✅ O que é permitido
- Sexo como expressão de amor, mesmo sem buscar filhos
“A união sexual, como forma de expressão da caridade conjugal, deve naturalmente permanecer aberta à comunicação da vida, mesmo que isso não signifique que deva ser um objetivo explícito de todo ato sexual.”
- Casais que não podem ter filhos continuam plenamente incluídos
“De fato, a razão de ser interior e essencial do casamento não é apenas se transformar em uma família, mas sobretudo constituir uma união de duas pessoas, uma união duradoura fundada no amor […]. Um casamento em que não há filhos, sem culpa dos cônjuges, conserva o valor integral da instituição […] não perde nada de sua importância.”
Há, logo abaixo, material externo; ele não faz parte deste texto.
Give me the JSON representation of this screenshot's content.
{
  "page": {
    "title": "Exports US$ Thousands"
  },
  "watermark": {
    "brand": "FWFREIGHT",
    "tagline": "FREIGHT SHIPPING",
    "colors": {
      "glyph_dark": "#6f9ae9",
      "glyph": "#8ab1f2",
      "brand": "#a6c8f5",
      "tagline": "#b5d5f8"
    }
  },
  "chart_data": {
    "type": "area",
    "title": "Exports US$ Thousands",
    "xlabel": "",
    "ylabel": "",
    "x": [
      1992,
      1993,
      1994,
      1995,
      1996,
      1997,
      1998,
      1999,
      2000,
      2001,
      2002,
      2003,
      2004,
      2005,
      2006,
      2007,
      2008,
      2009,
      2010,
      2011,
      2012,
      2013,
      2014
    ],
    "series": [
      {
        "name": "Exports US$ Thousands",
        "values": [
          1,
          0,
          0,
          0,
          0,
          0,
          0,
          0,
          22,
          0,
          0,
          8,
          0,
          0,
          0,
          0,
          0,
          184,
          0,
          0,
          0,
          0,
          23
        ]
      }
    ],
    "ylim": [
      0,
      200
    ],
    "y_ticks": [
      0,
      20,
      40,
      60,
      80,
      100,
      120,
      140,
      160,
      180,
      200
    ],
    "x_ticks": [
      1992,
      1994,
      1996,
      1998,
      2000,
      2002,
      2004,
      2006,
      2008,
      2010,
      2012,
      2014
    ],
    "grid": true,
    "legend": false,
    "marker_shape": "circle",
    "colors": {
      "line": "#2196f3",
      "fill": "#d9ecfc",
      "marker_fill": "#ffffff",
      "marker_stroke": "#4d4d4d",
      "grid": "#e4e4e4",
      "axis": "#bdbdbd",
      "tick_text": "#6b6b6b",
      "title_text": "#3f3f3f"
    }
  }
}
- Períodos inférteis podem ser vividos com ternura e intimidade
O texto cita que os casais podem “aproveitar os períodos naturais de infertilidade como manifestação de afeto”, reforçando que a sexualidade nesses momentos também serve para cultivar fidelidade, cuidado e proximidade emocional.“Que o casal respeite os períodos naturais de infertilidade. Seguindo esta linha de reflexão, como afirma São Paulo VI, a Igreja ensina que é lícito levar em conta os ritmos naturais inerentes às funções generativas para o uso do matrimônio somente nos períodos inférteis. Isto pode servir não só para «regular as taxas de natalidade», mas também para escolher os momentos mais adequados para acolher uma nova vida. Entretanto, o casal pode aproveitar estes períodos «como manifestação de afeto e para salvaguardar a fidelidade mútua. Fazendo assim, demonstram um amor verdadeiramente e completamente honesto”.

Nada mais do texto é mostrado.